The Irish Cattle and Sheep Farmers’ Association (ICSA) has said that it is reserving its position on the Food Vision Beef and Sheep Group report due to what it describes as the lack of concrete commitments around funding for the measures.

The group published its final report yesterday (Wednesday, November 30), which puts forward nine direct measures that could be adapted by the sectors to reduce greenhouse gas (GHG) emissions.

Included in the report are two options to reduce the number of suckler cows in the country.

The ICSA said it does not support measures that lead to reduced output, in the absence of a coherent plan to support viable suckler, beef and sheep systems.

The association said it will only engage further if there is a commitment from the relevant ministers (agriculture, climate and public expenditure) to sit down with the Food Vision Beef and Sheep Group to negotiate a way forward.

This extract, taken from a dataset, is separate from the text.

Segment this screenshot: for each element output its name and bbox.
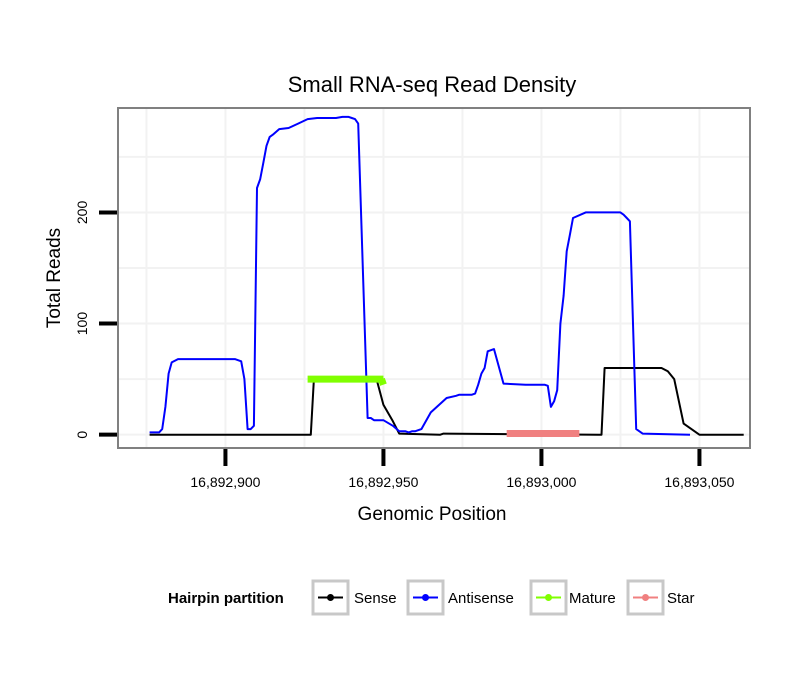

Food Vision Beef and Sheep Group

According to the ICSA, the report provides no reassurances that the government wants to see the suckler, sheep and beef sectors prosper or stabilise.

In a statement the ICSA said: “Instead, it represents a set of ideas put forward exclusively by the Department of Agriculture, Food and the Marine and therefore is essentially an internal document, to which stakeholders have been given an opportunity to comment but not to negotiate.”

The association said that it understands the challenges posed by the demands for climate change action and the need to further develop our international reputation as a supplier of leading quality meat and dairy.

The success of farmers in working through the financial crash and growing agri-food exports to €15.4 billion cannot be sacrificed, according to the ICSA, which means that only win-win solutions should be included in a coherent strategy.

“It is evident that this report, and the wider Climate Action Plan is meaningless without a financial framework,” the ICSA statement continued.

“No sector is being asked to do as much per capita as some 100,000 livestock farmers, yet all other sectors have access to funding either in terms of subsidies to consumers or grant aid to companies.

“In all other cases, the burden will be shared either by the taxpayer or by passing on costs to consumers or both. Further engagement will only work with all the relevant ministers at the negotiating table.”

The association stressed that no plan would be acceptable unless the economic viability of sucklers, beef and sheep is addressed in a comprehensive manner.

Pathway towards agreement

The ICSA has made the following key demands as a pathway towards an agreed plan:  

  1. Must address the outcomes needed to make beef viable again or else the entire dairy sector will become untenable. Price of beef is central to this, particularly for winter finishing, but it will also depend on appropriate supports;
  2. Additional funding needed to drive on the Suckler Premium Strategy. This must entail leveraging the significant level of DNA data already available as a plan to authenticate Irish suckler grass-fed beef and drive a higher return from the marketplace. A feasibility study should be conducted into opportunities for farmers to sell beef under a suckler brand through the mechanism of a co-op structure with a view to shareholders retaining value throughout the food chain. Farmers will also require a commitment from the beef processing industry to work with this strategy;
  3. The suckler scheme, backed by €28 million announced in the budget, must be delivered in 2023 and the proposal by ICSA for earlier-calving funding should be seen as an addition to that scheme – we want to see three support packages for sucklers that will equate to at least €300/cow;
  4. Importance of sheep farming must be considered. Sheep farming is the vital enterprise on a lot of marginal land and hill areas and must be supported more. Sheep farming is complementary to beef farming systems and can actually make some farms more sustainable, bringing both environmental (weed control, better utilisation of pasture, less winter housing) and economic benefits – the €12/ewe must be radically reviewed.